Quando Bagdadi si ritrova seduta a un tavolo insieme a un gruppetto di signore dell’albergo, ognuna di queste vorrebbe averla tutta per sé per raccontarle la propria storia, così si mettono a parlare confusamente, quasi facendo a gara. Nei loro discorsi «ho notato che tutte, senza distinzione, vogliono tornare a casa», scrive Bagdadi. Il concetto di “casa” non indica solo un luogo fisico, ma è innanzitutto un simbolo, una dimensione spazio-temporale in cui è possibile vincere la solitudine che ci attanaglia. Per questo molti anziani amano rifugiarsi con il pensiero nella loro infanzia, dove ritrovano un calore e una felicità rassicuranti. «Il primo elemento che identifica la casa è la figura della mamma», dice Bagdadi. E ricorda di un ospite dell’albergo che vuole prendere un taxi e propone di farlo poi pagare dalla madre. «Io stessa sto vivendo questa fase. Sto per compiere 79 anni e quando mi assale l’angoscia sento la mano di mia mamma sulla testa e la sua voce che mi dà forza e tranquillità».
Un’urgenza presente
La storia di Bagdadi è dura e singolare: a cinque anni è stata costretta ad abbandonare la Siria a causa delle persecuzioni antisemite ed è entrata illegalmente in Palestina. È cresciuta da sola in un kibbutz in Israele, un’esperienza comunitaria da cui è nato il libro A piedi scalzi nel kibbutz, e si è infine trasferita in Italia dove è diventata psicanalista e scrittrice. Il suo libro Mamma Miriam è dedicato alla propria esperienza personale e all’importanza della figura materna. «Quando mi sentivo sola immaginavo di avere la mia famiglia intorno a me. Mi portavo dietro un mondo interiore che non mi abbandonava mai». È stata proprio la solitudine a forgiare il suo carattere e a segnare il suo destino professionale. «La solitudine è un’esperienza necessaria nella vita di una persona. Può essere una solitudine creativa, in cui adulti e bambini si ritirano per riflettere. Quella pericolosa è invece la solitudine priva di affettività che taglia i legami con il resto del mondo e che divora dall’interno».

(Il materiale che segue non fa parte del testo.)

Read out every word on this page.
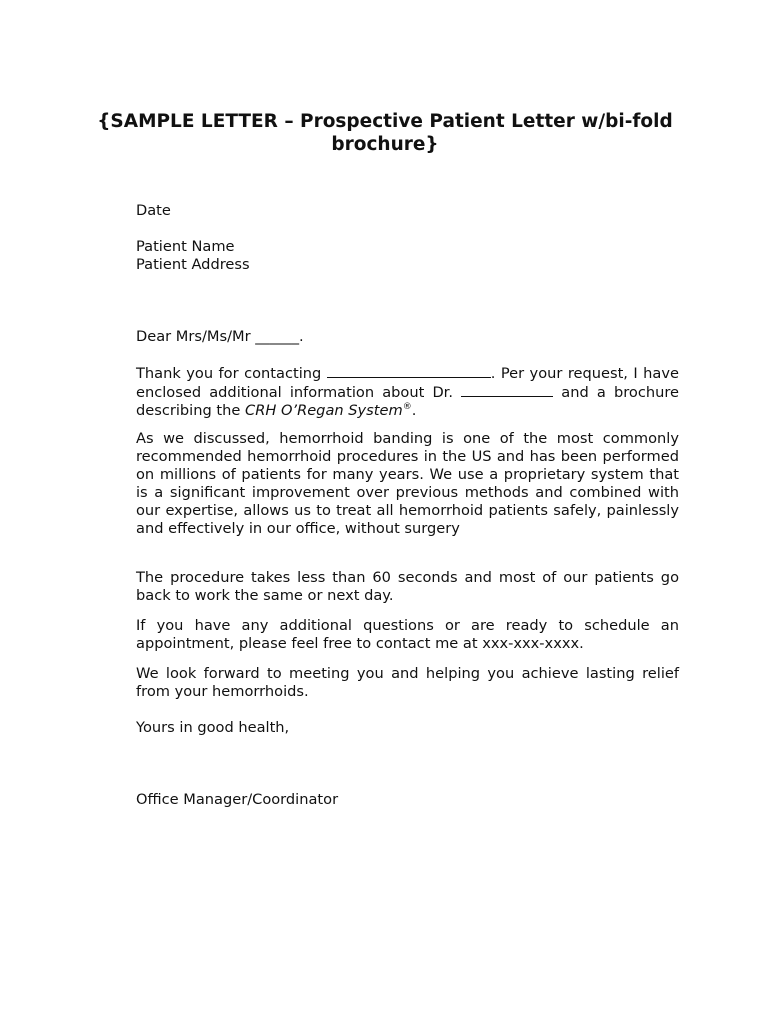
{SAMPLE LETTER – Prospective Patient Letter w/bi-fold
brochure}
Date
Patient Name
Patient Address
Dear Mrs/Ms/Mr ______.
Thank you for contacting	. Per your request, I have enclosed additional information about Dr.	and a brochure describing the CRH O’Regan System®.
As we discussed, hemorrhoid banding is one of the most commonly recommended hemorrhoid procedures in the US and has been performed on millions of patients for many years. We use a proprietary system that is a significant improvement over previous methods and combined with our expertise, allows us to treat all hemorrhoid patients safely, painlessly and effectively in our office, without surgery
The procedure takes less than 60 seconds and most of our patients go back to work the same or next day.
If you have any additional questions or are ready to schedule an appointment, please feel free to contact me at xxx-xxx-xxxx.
We look forward to meeting you and helping you achieve lasting relief from your hemorrhoids.
Yours in good health,
Office Manager/Coordinator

Immaginando il suo futuro, Bagdadi ha deciso che quando arriverà il momento si ritirerà in una casa di riposo. «Sono sempre stata una donna autonoma, per questo non voglio pesare sulle spalle dei mie figli. Mi sceglierò una struttura accogliente e attenta all’aspetto umano, come la casa di riposo ebraica che descrivo nel mio ultimo libro, dove si rispettano le feste e si organizzano eventi. Prima di allora, però, spero che qualcuno raccoglierà la mie idee e promuoverà una nuova sensibilità verso gli anziani e i bambini. Perché non è un’urgenza futura, è già presente».